Luoghi

ARCHIVIO DI STATO DI PARMA / CONVITTO DELLE VINCENZIANE

Archivio di Stato - Ospedale misericordia Sanseverini - Maria Luigia 2016

Sotto i portici dell’Ospedale Vecchio, si entra nella sede attuale dell’Archivio di Stato, che conserva un’immensa mole di documenti storici, tra i quali gran parte dei carteggi prodotti dagli uffici pubblici durante l’età luigina e il fondo della famiglia Sanvitale. A fianco del complesso, Maria Luigia fa costruire, nel 1842-43, dall’architetto Nicolò Bettoli, l’ospizio per le Suore della carità o Vincenziane.

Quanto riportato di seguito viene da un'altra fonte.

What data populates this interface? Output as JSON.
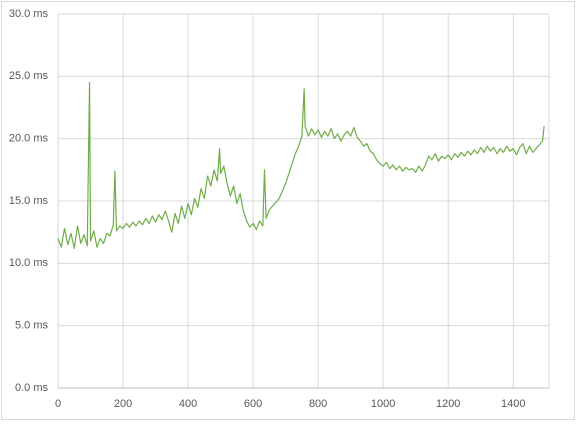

L’epigrafe latina sulla facciata dell’edificio spiega che la duchessa le ha chiamate ad assistere gli ammalati del vicino ospedale. L’iniziativa si ricollega all’attenzione ducale per strutture assistenziali specializzate: gli ospizi della Maternità (dal 1817 nell’ex convento di Santa Maria Maddalena, lungo la strada maestra di San Michele, oggi Strada della Repubblica), dei Pazzerelli (dal 1818 nell’ex convento dei Minimi di San Francesco di Paola, in strada Santa Croce a poca distanza dall’Ospedale Grande, cui era collegato con un lungo corridore), degli Incurabili (dal 1836 nell’ex convento di Santa Maria del Quartiere) e degli Esposti (trasferito nell’ex convento di Santa Maria delle Grazie, fra la strada maestra di San Michele e il Collegio Maria Luigia, in seguito collegato tramite un passaggio in quota all’Ospizio di Maternità).

La sovrana dota inoltre l’Ospedale Maggiore, destinato alla cura degli infermi (sia civili che militari), di riscaldamento delle corsie. Abbandonato nel 1926 per l’attuale sede ospedaliera, l’antico ospedale di Via d’Azeglio sarà in buona parte affittato dal Comune all’Archivio di Stato, la cui sede originaria nel palazzo della Pilotta è danneggiata dalle bombe durante la Seconda guerra mondiale.